The most outstanding and easily the strongest of the album cuts is Bucky Jones, Red Lane, and Royce Porter’s “Ain’t Your Memory Got No Pride At All.” The neo-traditional production is fabulous and Stone delivers one of the project’s strongest vocals. This should’ve been the single in place of “Made for Loving You,” and I bet it would’ve done really well.

There’s nothing wrong with an album that ties itself this closely to mainstream trends per se, but you wouldn’t know that from listening to From The Heart. Stone and Johnson highlight the worst of commercial country, forgoing any attempts to create a project with a long shelf life. Considering his contemporaries released everything from Hearts In Armor (Trisha Yearwood), I Still Believe In You (Vince Gill), The Chase (Garth Brooks), and A Lot About Livin’ (and A Little ‘Bout Love) (Alan Jackson) that same year, this is as mailed in as efforts get.

Grade: B- 

Album Review: Sammy Kershaw – ‘Haunted Heart’

Sammy Kershaw’s sophomore effort reunited him with producers Buddy Cannon and Norro Wilson, whose collaboration had helped Don’t Go Near The Water achieve platinum-level sales. 1993’s Haunted Heart continues in a similar vein. It too achieved platinum status, but it also improved upon its predecessor’s inconsistent success with country radio; all of Haunted Heart’s four singles landed in the Top 10, unlike Sammy’s previous effort which had produced only two Top 10 hits.

Straight out of the box, the catchy lead single “She Don’t Know She’s Beautiful”, written by Bob McDill and Paul Harrison, rose all the way to #1, becoming the first and only chart-topper of Kershaw’s career. The upbeat title track was the album’s worst performing single, peaking at #9, while the similar sounding “Queen Of My Double Wide Trailer” performed slightly better, reaching #7. The latter song, written by Dennis Linde, is marred by somewhat cliched and silly lyrics, but its catchy beat makes it enjoyable nonetheless. The fourth and final single, “I Can’t Reach Her Anymore” is the best of the group and ranks right up there with “Yard Sale” as one of Kershaw’s best singles.

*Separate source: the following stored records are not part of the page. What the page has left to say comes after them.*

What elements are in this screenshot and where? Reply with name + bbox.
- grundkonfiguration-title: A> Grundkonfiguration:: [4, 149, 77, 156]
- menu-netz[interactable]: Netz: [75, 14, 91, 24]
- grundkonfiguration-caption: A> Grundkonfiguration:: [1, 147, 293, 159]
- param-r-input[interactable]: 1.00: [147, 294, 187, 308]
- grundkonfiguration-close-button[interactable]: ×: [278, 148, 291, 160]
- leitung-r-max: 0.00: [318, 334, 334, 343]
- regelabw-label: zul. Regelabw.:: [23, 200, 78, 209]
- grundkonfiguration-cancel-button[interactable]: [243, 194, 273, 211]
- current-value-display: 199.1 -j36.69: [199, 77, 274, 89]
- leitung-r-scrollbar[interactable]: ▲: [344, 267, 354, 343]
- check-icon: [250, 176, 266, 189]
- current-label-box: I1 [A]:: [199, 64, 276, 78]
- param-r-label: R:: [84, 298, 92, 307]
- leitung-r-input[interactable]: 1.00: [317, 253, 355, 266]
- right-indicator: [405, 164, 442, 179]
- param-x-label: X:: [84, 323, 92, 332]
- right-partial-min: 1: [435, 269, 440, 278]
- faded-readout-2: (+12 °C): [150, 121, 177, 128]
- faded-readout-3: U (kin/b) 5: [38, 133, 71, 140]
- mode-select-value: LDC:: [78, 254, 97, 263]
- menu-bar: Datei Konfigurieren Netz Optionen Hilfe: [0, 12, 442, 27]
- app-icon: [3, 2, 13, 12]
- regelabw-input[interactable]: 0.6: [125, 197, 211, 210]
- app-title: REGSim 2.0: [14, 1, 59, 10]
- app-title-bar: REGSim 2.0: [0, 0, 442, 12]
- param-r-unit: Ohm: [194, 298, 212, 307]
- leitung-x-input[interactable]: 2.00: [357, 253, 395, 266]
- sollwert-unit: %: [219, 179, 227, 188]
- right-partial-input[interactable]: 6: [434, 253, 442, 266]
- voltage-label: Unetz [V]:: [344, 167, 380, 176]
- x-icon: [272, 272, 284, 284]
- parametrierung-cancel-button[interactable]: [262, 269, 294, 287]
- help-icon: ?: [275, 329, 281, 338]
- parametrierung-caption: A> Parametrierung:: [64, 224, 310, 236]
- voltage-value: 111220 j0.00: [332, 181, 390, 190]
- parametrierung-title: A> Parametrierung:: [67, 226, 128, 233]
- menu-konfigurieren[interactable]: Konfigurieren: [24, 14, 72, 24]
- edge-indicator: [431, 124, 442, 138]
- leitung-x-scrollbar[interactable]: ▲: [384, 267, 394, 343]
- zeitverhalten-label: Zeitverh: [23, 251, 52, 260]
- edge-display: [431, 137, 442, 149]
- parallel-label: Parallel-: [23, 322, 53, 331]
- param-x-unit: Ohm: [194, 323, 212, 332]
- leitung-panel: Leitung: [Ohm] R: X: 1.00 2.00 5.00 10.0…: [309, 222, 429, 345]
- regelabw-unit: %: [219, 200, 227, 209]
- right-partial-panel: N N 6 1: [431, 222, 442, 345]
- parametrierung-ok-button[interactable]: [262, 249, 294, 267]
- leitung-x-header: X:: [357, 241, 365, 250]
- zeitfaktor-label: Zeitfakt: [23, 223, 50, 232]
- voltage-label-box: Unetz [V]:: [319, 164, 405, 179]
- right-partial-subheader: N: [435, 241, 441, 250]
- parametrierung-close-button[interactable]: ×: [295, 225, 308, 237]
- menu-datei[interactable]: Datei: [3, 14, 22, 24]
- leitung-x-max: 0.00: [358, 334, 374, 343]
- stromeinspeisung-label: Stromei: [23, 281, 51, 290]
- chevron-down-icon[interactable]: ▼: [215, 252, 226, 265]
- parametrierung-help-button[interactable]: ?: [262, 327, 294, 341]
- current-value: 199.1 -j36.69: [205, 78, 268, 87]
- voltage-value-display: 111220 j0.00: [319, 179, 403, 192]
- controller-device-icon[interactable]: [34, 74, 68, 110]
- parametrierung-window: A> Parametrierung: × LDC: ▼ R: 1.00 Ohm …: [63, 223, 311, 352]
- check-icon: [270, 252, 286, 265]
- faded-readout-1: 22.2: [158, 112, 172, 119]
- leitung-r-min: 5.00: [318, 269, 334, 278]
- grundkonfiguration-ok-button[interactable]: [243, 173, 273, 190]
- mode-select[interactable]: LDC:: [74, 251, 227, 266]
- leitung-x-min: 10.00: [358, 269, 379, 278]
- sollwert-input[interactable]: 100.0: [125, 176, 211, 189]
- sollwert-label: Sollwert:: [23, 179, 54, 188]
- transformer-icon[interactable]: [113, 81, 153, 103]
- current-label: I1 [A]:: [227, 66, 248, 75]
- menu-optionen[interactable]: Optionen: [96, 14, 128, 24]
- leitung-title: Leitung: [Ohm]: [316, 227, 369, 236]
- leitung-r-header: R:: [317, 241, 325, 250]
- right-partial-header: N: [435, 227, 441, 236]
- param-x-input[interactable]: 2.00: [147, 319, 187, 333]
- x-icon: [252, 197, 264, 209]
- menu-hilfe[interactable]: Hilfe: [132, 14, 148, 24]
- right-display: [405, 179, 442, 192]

Aside from the hit singles, Haunted Heart is noteworthy for some of its supporting personnel. The legendary Weldon Myrick, famous for his work with Connie Smith, plays steel guitar on that album, and one of the background vocalists is Sammy’s labelmate, the then largely unknown Shania Twain. She can be heard most prominently on the excellent Dean Dillon and Danny Kees composition “What Might Have Been”. It’s too bad that Shania’s own discography doesn’t contain material like this. Another standout track is the beautiful ballad “Still Lovin’ You”, which despite its inclusion on Sammy’s 1995 The Hits: Chapter 1 compilation, was never released as a single. The steel guitar track and Melonie Cannon’s harmony vocals are beautiful.

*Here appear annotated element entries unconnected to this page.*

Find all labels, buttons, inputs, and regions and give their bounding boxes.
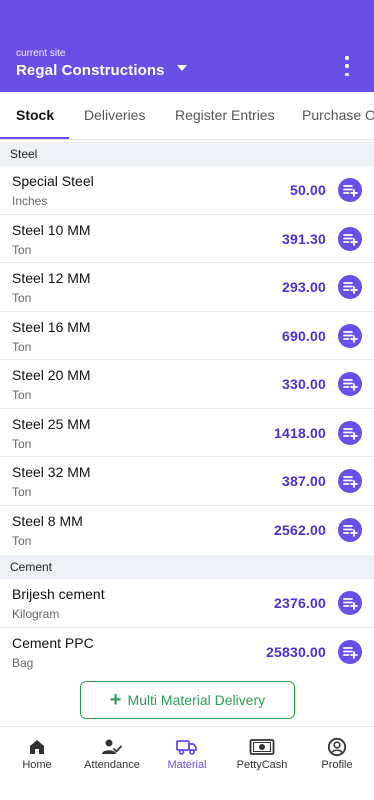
material-name: Steel 8 MM — [12, 512, 83, 529]
material-quantity: 1418.00 — [273, 424, 326, 441]
nav-pettycash-label: PettyCash — [236, 759, 288, 771]
chevron-down-icon — [176, 64, 187, 71]
material-unit: Ton — [12, 242, 32, 257]
nav-home[interactable]: Home — [0, 727, 74, 800]
bottom-navigation: Home Attendance Material PettyCash Profi… — [0, 726, 374, 800]
nav-attendance[interactable]: Attendance — [75, 727, 149, 800]
material-row[interactable]: Steel 8 MM Ton 2562.00 — [0, 506, 374, 555]
material-quantity: 25830.00 — [266, 643, 326, 660]
multi-material-delivery-button[interactable]: + Multi Material Delivery — [80, 681, 295, 719]
material-unit: Kilogram — [12, 607, 60, 621]
nav-home-label: Home — [22, 759, 52, 771]
material-quantity: 50.00 — [289, 182, 326, 198]
material-quantity: 330.00 — [281, 376, 326, 392]
nav-profile[interactable]: Profile — [300, 727, 374, 800]
material-name: Steel 10 MM — [12, 221, 91, 238]
material-name: Steel 16 MM — [12, 318, 91, 335]
more-options-icon[interactable] — [340, 56, 354, 76]
material-row[interactable]: Steel 25 MM Ton 1418.00 — [0, 409, 374, 457]
material-unit: Ton — [12, 388, 32, 402]
add-to-list-icon[interactable] — [338, 178, 362, 202]
tab-bar: Stock Deliveries Register Entries Purcha… — [0, 92, 374, 140]
material-unit: Bag — [12, 655, 34, 670]
section-header-steel: Steel — [0, 142, 374, 166]
material-row[interactable]: Steel 10 MM Ton 391.30 — [0, 215, 374, 263]
material-row[interactable]: Special Steel Inches 50.00 — [0, 166, 374, 215]
add-to-list-icon[interactable] — [338, 420, 362, 445]
material-name: Steel 12 MM — [12, 270, 91, 286]
material-unit: Ton — [12, 485, 32, 499]
tab-purchase-orders[interactable]: Purchase Or — [302, 92, 374, 138]
material-quantity: 690.00 — [281, 327, 326, 344]
nav-material[interactable]: Material — [150, 727, 224, 800]
add-to-list-icon[interactable] — [338, 469, 362, 493]
material-row[interactable]: Steel 20 MM Ton 330.00 — [0, 360, 374, 409]
material-quantity: 293.00 — [281, 279, 326, 295]
material-quantity: 2562.00 — [273, 521, 326, 538]
material-row[interactable]: Brijesh cement Kilogram 2376.00 — [0, 579, 374, 628]
add-to-list-icon[interactable] — [338, 591, 362, 615]
add-to-list-icon[interactable] — [338, 323, 362, 348]
tab-register-entries[interactable]: Register Entries — [175, 92, 275, 138]
material-quantity: 387.00 — [281, 473, 326, 489]
tab-deliveries[interactable]: Deliveries — [84, 92, 145, 138]
material-name: Steel 32 MM — [12, 464, 91, 480]
nav-profile-label: Profile — [321, 759, 353, 771]
active-tab-indicator — [0, 137, 69, 139]
add-to-list-icon[interactable] — [338, 226, 362, 251]
material-row[interactable]: Steel 16 MM Ton 690.00 — [0, 312, 374, 360]
site-name: Regal Constructions — [16, 62, 165, 79]
plus-icon: + — [109, 689, 122, 711]
nav-material-label: Material — [167, 759, 207, 771]
material-quantity: 391.30 — [281, 230, 326, 247]
material-quantity: 2376.00 — [273, 595, 326, 611]
material-row[interactable]: Steel 32 MM Ton 387.00 — [0, 457, 374, 506]
material-row[interactable]: Steel 12 MM Ton 293.00 — [0, 263, 374, 312]
nav-attendance-label: Attendance — [84, 759, 140, 771]
material-name: Steel 20 MM — [12, 367, 91, 383]
material-name: Steel 25 MM — [12, 415, 91, 432]
material-name: Special Steel — [12, 173, 94, 189]
site-caption: current site — [16, 48, 66, 59]
material-unit: Inches — [12, 194, 48, 208]
tab-stock[interactable]: Stock — [16, 92, 54, 138]
add-to-list-icon[interactable] — [338, 517, 362, 542]
material-unit: Ton — [12, 533, 32, 548]
material-name: Brijesh cement — [12, 586, 105, 602]
section-header-cement: Cement — [0, 555, 374, 579]
material-row[interactable]: Cement PPC Bag 25830.00 — [0, 628, 374, 677]
material-unit: Ton — [12, 291, 32, 305]
add-to-list-icon[interactable] — [338, 639, 362, 664]
add-to-list-icon[interactable] — [338, 275, 362, 299]
add-to-list-icon[interactable] — [338, 372, 362, 396]
app-header: current site Regal Constructions — [0, 0, 374, 92]
site-selector[interactable]: Regal Constructions — [16, 62, 187, 79]
nav-pettycash[interactable]: PettyCash — [225, 727, 299, 800]
material-unit: Ton — [12, 436, 32, 451]
material-name: Cement PPC — [12, 634, 94, 651]
material-unit: Ton — [12, 339, 32, 354]
multi-material-delivery-label: Multi Material Delivery — [127, 692, 266, 708]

However, not all of the album’s material is stellar; there are two duds in particular — the novelty tune “Neon Leon” which really wears thin with repeated listenings, and “You’ve Got A Lock On My Heart”, which was written by producer Buddy Cannon with Larry Bastian. Heavy on electric guitar, it’s the least traditional song on the album. Another artist might have made it work, but it’s a stretch for Sammy and it really doesn’t fit well with the rest of the album. All is forgiven however, with the closing track, a contemporary take on the Bill Monroe classic “Cry, Cry Darlin'”. Unlike the original, this version does not have a bluegrass arrangement; the electric guitar is a bit intrusive at times, but the pedal steel and harmony vocals are superb.

Casual Sammy Kershaw fans may be content to own just his hits compilations, but there are enough gems among this collection’s album cuts to make it worth purchasing. It can be easily obtained at bargain prices.